Teton Gravity Research brings winter to the Emerson

Angel Collinson and Griffin Post get the movie started off.

Walking out of the crisp night air and into the Emerson on Tuesday night was almost like being transported two months forward in time. Beanies, goggles, colorful one-pieces and just about every skiing brand label known to man screamed at the people inside, one-upped only by the screams of the highly animated crowd.

Premiere season is clearly in full swing, as aggressive high-fiving and all other types of stoke filled Bozeman’s premiere of Teton Gravity Research’s “The Dream Factory.” The excitement was apparent to TGR athlete Griffin Post, fresh off the world premiere at Jackson Hole Resort in Wyoming last weekend.

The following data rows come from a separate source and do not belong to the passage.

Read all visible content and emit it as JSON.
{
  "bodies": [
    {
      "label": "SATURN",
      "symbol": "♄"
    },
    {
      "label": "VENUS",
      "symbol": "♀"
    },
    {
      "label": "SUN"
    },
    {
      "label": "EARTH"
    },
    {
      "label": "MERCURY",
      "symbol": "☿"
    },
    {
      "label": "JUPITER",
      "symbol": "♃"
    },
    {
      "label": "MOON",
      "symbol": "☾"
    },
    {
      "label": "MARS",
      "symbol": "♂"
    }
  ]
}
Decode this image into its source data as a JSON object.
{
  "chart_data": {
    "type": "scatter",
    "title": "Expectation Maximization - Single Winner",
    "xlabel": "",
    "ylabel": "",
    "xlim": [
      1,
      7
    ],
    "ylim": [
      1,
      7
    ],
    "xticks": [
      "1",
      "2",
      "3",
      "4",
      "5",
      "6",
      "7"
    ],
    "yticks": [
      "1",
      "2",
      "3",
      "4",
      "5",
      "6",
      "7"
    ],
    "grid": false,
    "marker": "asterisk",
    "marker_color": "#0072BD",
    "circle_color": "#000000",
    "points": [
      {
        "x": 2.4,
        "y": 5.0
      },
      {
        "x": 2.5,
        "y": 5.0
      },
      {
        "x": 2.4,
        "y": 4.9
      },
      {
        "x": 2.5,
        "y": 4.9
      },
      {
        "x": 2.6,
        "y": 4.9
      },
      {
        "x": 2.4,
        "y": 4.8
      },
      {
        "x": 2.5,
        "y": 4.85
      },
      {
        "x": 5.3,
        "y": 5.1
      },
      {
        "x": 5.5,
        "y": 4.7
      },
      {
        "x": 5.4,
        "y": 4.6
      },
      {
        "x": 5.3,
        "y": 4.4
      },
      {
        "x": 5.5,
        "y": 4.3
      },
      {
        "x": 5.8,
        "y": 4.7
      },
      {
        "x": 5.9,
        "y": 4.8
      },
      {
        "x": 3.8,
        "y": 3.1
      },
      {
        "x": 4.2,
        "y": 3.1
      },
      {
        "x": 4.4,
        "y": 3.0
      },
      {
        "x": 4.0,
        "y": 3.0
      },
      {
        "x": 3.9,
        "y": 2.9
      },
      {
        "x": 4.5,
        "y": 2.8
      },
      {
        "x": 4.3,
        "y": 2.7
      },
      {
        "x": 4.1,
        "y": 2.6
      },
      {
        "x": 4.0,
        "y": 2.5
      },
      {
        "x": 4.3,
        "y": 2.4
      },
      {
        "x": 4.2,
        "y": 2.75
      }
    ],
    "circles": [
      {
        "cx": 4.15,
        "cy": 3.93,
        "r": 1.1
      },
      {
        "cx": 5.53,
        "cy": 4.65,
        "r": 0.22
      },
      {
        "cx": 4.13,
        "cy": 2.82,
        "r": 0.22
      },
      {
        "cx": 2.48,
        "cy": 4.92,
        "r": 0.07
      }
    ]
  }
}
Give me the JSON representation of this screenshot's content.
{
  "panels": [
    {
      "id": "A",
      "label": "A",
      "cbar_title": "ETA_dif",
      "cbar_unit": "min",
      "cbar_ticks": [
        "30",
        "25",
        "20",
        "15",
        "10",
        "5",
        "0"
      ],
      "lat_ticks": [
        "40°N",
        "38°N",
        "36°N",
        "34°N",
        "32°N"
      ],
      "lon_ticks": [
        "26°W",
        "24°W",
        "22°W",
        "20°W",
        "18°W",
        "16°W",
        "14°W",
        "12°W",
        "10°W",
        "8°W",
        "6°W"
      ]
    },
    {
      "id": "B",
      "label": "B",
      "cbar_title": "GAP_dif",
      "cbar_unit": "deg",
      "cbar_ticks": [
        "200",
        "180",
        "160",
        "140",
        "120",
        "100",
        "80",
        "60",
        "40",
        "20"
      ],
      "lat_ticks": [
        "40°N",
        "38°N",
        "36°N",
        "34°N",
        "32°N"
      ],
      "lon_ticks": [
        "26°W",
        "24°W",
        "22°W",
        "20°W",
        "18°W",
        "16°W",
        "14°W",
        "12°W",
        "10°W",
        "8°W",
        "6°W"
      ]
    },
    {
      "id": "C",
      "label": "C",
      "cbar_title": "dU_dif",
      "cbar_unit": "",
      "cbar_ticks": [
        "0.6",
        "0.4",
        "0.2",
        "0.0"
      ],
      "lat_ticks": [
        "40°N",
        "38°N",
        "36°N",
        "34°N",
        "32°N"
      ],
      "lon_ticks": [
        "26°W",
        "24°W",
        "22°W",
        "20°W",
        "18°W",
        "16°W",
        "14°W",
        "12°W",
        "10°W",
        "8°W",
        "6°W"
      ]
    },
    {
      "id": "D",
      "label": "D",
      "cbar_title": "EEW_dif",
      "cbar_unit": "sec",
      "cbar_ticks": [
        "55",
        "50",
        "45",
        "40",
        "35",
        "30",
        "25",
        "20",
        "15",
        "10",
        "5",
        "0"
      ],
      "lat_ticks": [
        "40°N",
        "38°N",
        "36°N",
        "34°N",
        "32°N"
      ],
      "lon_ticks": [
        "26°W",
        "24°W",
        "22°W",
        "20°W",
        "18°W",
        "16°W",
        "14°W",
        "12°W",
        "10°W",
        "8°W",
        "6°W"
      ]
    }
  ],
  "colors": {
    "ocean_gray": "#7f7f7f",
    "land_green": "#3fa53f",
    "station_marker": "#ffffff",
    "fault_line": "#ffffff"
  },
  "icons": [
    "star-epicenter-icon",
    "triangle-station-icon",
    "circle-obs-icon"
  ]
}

“The Bozeman crowd is definitely one of the rowdiest. It’s amazing to see so much energy two months out of ski season,” Post said.

This was no understatement. As the athletes introduced the film and the mandatory product toss commenced, the energy surged. When Angel Collinson introduced herself, the crowd wolf-whistled and hollered (no doubt for the epic performance they knew they would see from her, and in no way due to her miniskirt).

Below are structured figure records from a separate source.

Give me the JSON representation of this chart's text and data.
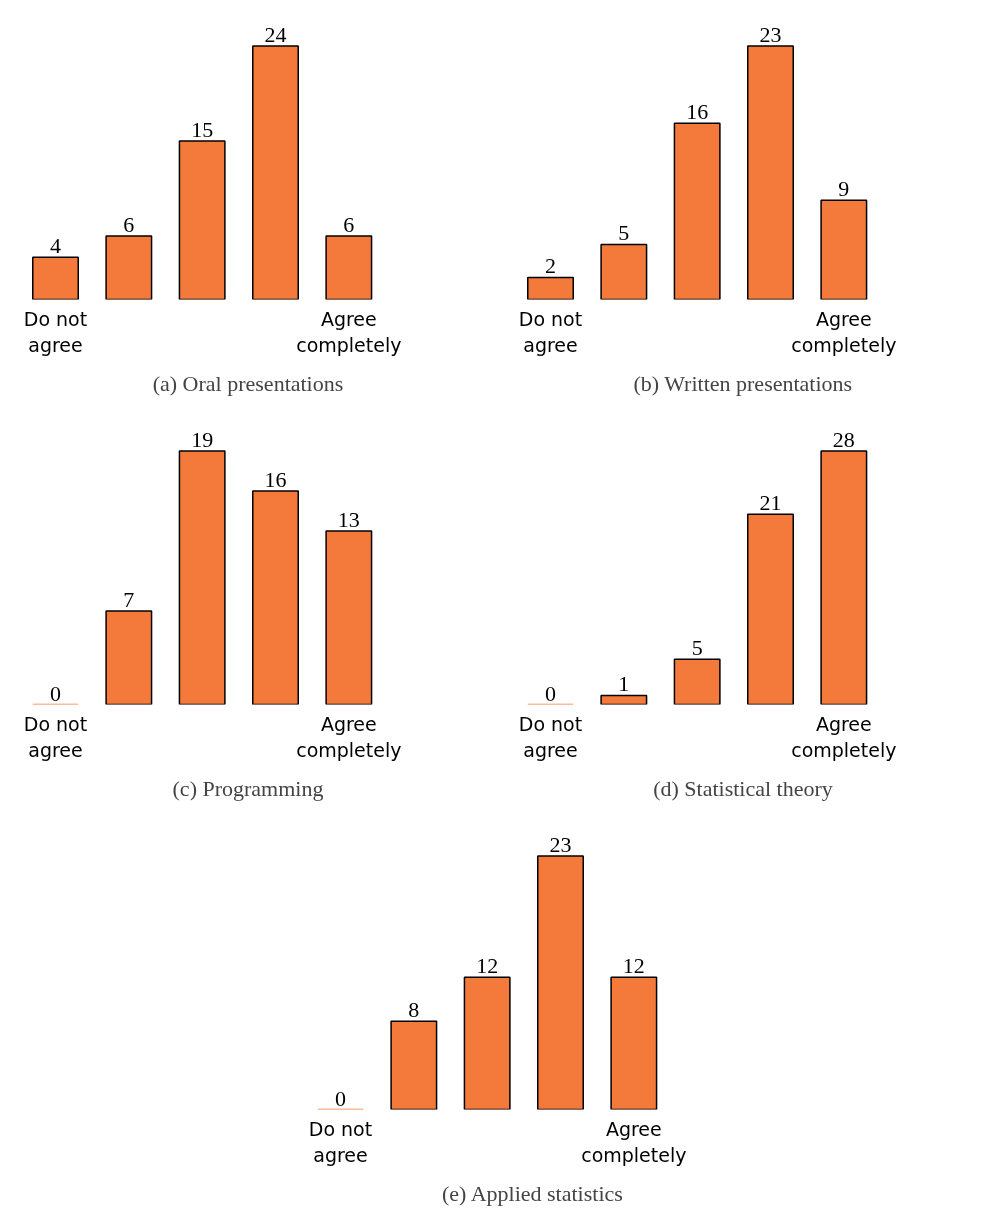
{
  "chart_data": [
    {
      "type": "bar",
      "title": "(a) Oral presentations",
      "categories": [
        "Do not agree",
        null,
        null,
        null,
        "Agree completely"
      ],
      "values": [
        4,
        6,
        15,
        24,
        6
      ],
      "color": "#f47a3c",
      "data_labels": true
    },
    {
      "type": "bar",
      "title": "(b) Written presentations",
      "categories": [
        "Do not agree",
        null,
        null,
        null,
        "Agree completely"
      ],
      "values": [
        2,
        5,
        16,
        23,
        9
      ],
      "color": "#f47a3c",
      "data_labels": true
    },
    {
      "type": "bar",
      "title": "(c) Programming",
      "categories": [
        "Do not agree",
        null,
        null,
        null,
        "Agree completely"
      ],
      "values": [
        0,
        7,
        19,
        16,
        13
      ],
      "color": "#f47a3c",
      "data_labels": true
    },
    {
      "type": "bar",
      "title": "(d) Statistical theory",
      "categories": [
        "Do not agree",
        null,
        null,
        null,
        "Agree completely"
      ],
      "values": [
        0,
        1,
        5,
        21,
        28
      ],
      "color": "#f47a3c",
      "data_labels": true
    },
    {
      "type": "bar",
      "title": "(e) Applied statistics",
      "categories": [
        "Do not agree",
        null,
        null,
        null,
        "Agree completely"
      ],
      "values": [
        0,
        8,
        12,
        23,
        12
      ],
      "color": "#f47a3c",
      "data_labels": true
    }
  ]
}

After the sponsor thank-you’s and a shoutout to the Bozeman crowd, the movie finally began with shots of some of the deepest Alaskan pow imaginable — an almost unfamiliar sight to most Bozemanites after last year’s dismal winter. “The Dream Factory” was a perfect example of skiers adapting to unforeseen circumstances. As the Lower 48 spent most of last winter lukewarm and snow-starved, the TGR crew headed north to the Last Frontier and decided to film their entire movie there (aside from a few Jackson Hole Shots, featuring possibly the most epic Corbet’s Couloir session ever recorded).

Avoiding the typical big mountain ski porn most would expect from an Alaska-centered flick, “The Dream Factory” delved into the history of Alaska and the skiing intertwined with it. Old shots and new footage fit remarkably well together, especially the awesome footage of the original World Freeride Championships — essentially the birth of heli-accessed freeskiing in Alaska. Side-by-side footage of different athletes skiing the same line 20 years apart gave the audience a glimpse of the spirit of downhill snowsports’ forefathers, showing us how skiing was set in motion and how we ended up here today — packed shoulder-to-shoulder and neck-deep in the debauchery of movie premiere season.